Investigating Training Objectives for Generative Speech Enhancement
Julius Richter, Danilo de Oliveira, Timo Gerkmann
TL;DR
This work compares score-based generative models (SGMSE) and Schrödinger bridge (SB) approaches for generative speech enhancement, showing that these frameworks, while theoretically related, exhibit different training dynamics and practical behaviors. It introduces a perceptual loss for SB to improve perceptual quality and evaluates both families on the VB-DMD benchmark, demonstrating that SB with data-prediction and perceptual loss can achieve state-of-the-art PESQ while balancing other metrics. The study reveals that objective choices (e.g., loss type, perceptual terms, and samplers) materially affect performance and stability, offering guidance for deploying diffusion-based speech restoration systems. All experimental code and pre-trained models are released to facilitate ongoing research and reproducibility.
Abstract
Generative speech enhancement has recently shown promising advancements in improving speech quality in noisy environments. Multiple diffusion-based frameworks exist, each employing distinct training objectives and learning techniques. This paper aims to explain the differences between these frameworks by focusing our investigation on score-based generative models and the Schrödinger bridge.
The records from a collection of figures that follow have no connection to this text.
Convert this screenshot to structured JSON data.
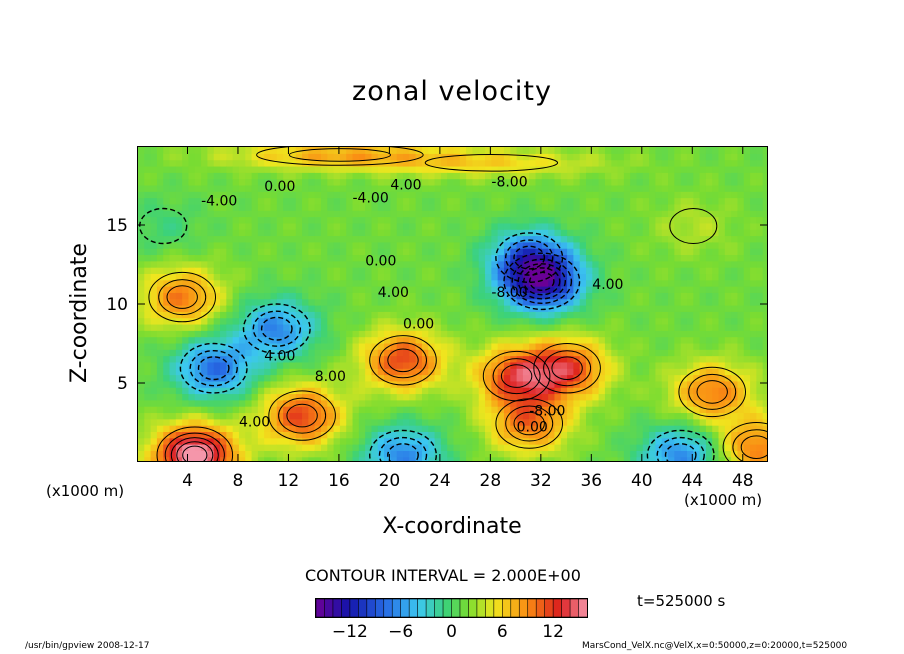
{
  "chart_data": {
    "type": "heatmap",
    "title": "zonal velocity",
    "xlabel": "X-coordinate",
    "ylabel": "Z-coordinate",
    "x_unit_left": "(x1000 m)",
    "x_unit_right": "(x1000 m)",
    "xlim": [
      0,
      50
    ],
    "ylim": [
      0,
      20
    ],
    "x_ticks": [
      4,
      8,
      12,
      16,
      20,
      24,
      28,
      32,
      36,
      40,
      44,
      48
    ],
    "x_tick_labels": [
      "4",
      "8",
      "12",
      "16",
      "20",
      "24",
      "28",
      "32",
      "36",
      "40",
      "44",
      "48"
    ],
    "y_ticks": [
      5,
      10,
      15
    ],
    "y_tick_labels": [
      "5",
      "10",
      "15"
    ],
    "contour_interval_text": "CONTOUR INTERVAL = 2.000E+00",
    "time_text": "t=525000 s",
    "colorbar": {
      "range": [
        -16,
        16
      ],
      "ticks": [
        -12,
        -6,
        0,
        6,
        12
      ],
      "tick_labels": [
        "−12",
        "−6",
        "0",
        "6",
        "12"
      ]
    },
    "contour_labels": [
      "4.00",
      "-4.00",
      "0.00",
      "-4.00",
      "-8.00",
      "0.00",
      "-8.00",
      "4.00",
      "0.00",
      "8.00",
      "4.00",
      "-8.00",
      "4.00",
      "0.00",
      "4.00"
    ],
    "features": [
      {
        "kind": "jet",
        "x": 16,
        "z": 19.5,
        "value": 6
      },
      {
        "kind": "jet",
        "x": 28,
        "z": 19.0,
        "value": 4
      },
      {
        "kind": "core",
        "x": 32,
        "z": 11.5,
        "value": -14
      },
      {
        "kind": "core",
        "x": 31,
        "z": 13,
        "value": -8
      },
      {
        "kind": "core",
        "x": 6,
        "z": 6,
        "value": -9
      },
      {
        "kind": "core",
        "x": 11,
        "z": 8.5,
        "value": -8
      },
      {
        "kind": "core",
        "x": 21,
        "z": 6.5,
        "value": 10
      },
      {
        "kind": "core",
        "x": 13,
        "z": 3,
        "value": 10
      },
      {
        "kind": "core",
        "x": 30,
        "z": 5.5,
        "value": 10
      },
      {
        "kind": "core",
        "x": 34,
        "z": 6,
        "value": 10
      },
      {
        "kind": "core",
        "x": 31,
        "z": 2.5,
        "value": 8
      },
      {
        "kind": "core",
        "x": 3.5,
        "z": 10.5,
        "value": 8
      },
      {
        "kind": "core",
        "x": 45.5,
        "z": 4.5,
        "value": 8
      },
      {
        "kind": "core",
        "x": 4.5,
        "z": 0.5,
        "value": 16
      },
      {
        "kind": "core",
        "x": 21,
        "z": 0.5,
        "value": -8
      },
      {
        "kind": "core",
        "x": 43,
        "z": 0.5,
        "value": -8
      },
      {
        "kind": "core",
        "x": 49,
        "z": 1,
        "value": 8
      },
      {
        "kind": "core",
        "x": 2,
        "z": 15,
        "value": -2
      },
      {
        "kind": "core",
        "x": 44,
        "z": 15,
        "value": 2
      }
    ]
  },
  "footer": {
    "left": "/usr/bin/gpview   2008-12-17",
    "right": "MarsCond_VelX.nc@VelX,x=0:50000,z=0:20000,t=525000"
  }
}
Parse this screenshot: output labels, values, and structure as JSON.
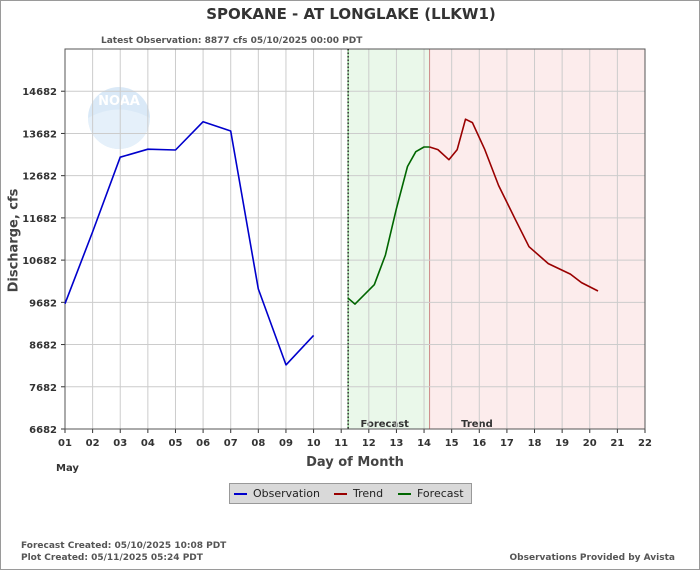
{
  "title": "SPOKANE - AT LONGLAKE  (LLKW1)",
  "latest_observation": "Latest Observation: 8877 cfs 05/10/2025 00:00 PDT",
  "xlabel": "Day of Month",
  "ylabel": "Discharge, cfs",
  "month_label": "May",
  "forecast_created": "Forecast Created: 05/10/2025 10:08 PDT",
  "plot_created": "Plot Created: 05/11/2025 05:24 PDT",
  "provided_by": "Observations Provided by Avista",
  "logo_text": "NOAA",
  "legend": [
    {
      "label": "Observation",
      "color": "#0000cc"
    },
    {
      "label": "Trend",
      "color": "#990000"
    },
    {
      "label": "Forecast",
      "color": "#006600"
    }
  ],
  "chart_data": {
    "type": "line",
    "xlabel": "Day of Month",
    "ylabel": "Discharge, cfs",
    "xlim": [
      1,
      22
    ],
    "ylim": [
      6682,
      15682
    ],
    "x_ticks": [
      "01",
      "02",
      "03",
      "04",
      "05",
      "06",
      "07",
      "08",
      "09",
      "10",
      "11",
      "12",
      "13",
      "14",
      "15",
      "16",
      "17",
      "18",
      "19",
      "20",
      "21",
      "22"
    ],
    "y_ticks": [
      "6682",
      "7682",
      "8682",
      "9682",
      "10682",
      "11682",
      "12682",
      "13682",
      "14682"
    ],
    "grid": true,
    "observation_time_day": 11.25,
    "regions": [
      {
        "label": "Forecast",
        "from": 11.25,
        "to": 14.2,
        "color": "#eaf8ea"
      },
      {
        "label": "Trend",
        "from": 14.2,
        "to": 22,
        "color": "#fcecec"
      }
    ],
    "series": [
      {
        "name": "Observation",
        "color": "#0000cc",
        "points": [
          [
            1,
            9650
          ],
          [
            2,
            11350
          ],
          [
            3,
            13120
          ],
          [
            4,
            13310
          ],
          [
            5,
            13290
          ],
          [
            6,
            13960
          ],
          [
            7,
            13740
          ],
          [
            8,
            10000
          ],
          [
            9,
            8200
          ],
          [
            10,
            8900
          ]
        ]
      },
      {
        "name": "Forecast",
        "color": "#006600",
        "points": [
          [
            11.25,
            9780
          ],
          [
            11.5,
            9640
          ],
          [
            12.2,
            10100
          ],
          [
            12.6,
            10800
          ],
          [
            13.0,
            11900
          ],
          [
            13.4,
            12900
          ],
          [
            13.7,
            13250
          ],
          [
            14.0,
            13360
          ],
          [
            14.2,
            13360
          ]
        ]
      },
      {
        "name": "Trend",
        "color": "#990000",
        "points": [
          [
            14.2,
            13360
          ],
          [
            14.5,
            13300
          ],
          [
            14.9,
            13060
          ],
          [
            15.2,
            13300
          ],
          [
            15.5,
            14020
          ],
          [
            15.75,
            13940
          ],
          [
            16.2,
            13300
          ],
          [
            16.7,
            12450
          ],
          [
            17.3,
            11650
          ],
          [
            17.8,
            11000
          ],
          [
            18.5,
            10600
          ],
          [
            19.3,
            10350
          ],
          [
            19.7,
            10150
          ],
          [
            20.3,
            9950
          ]
        ]
      }
    ]
  }
}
We conduct a series of comprehensive experiments to compare their performance and highlight differing training behaviors. Furthermore, we propose a novel perceptual loss function tailored for the Schrödinger bridge framework, demonstrating enhanced performance and improved perceptual quality of the enhanced speech signals. All experimental code and pre-trained models are publicly available to facilitate further research and development in this domain.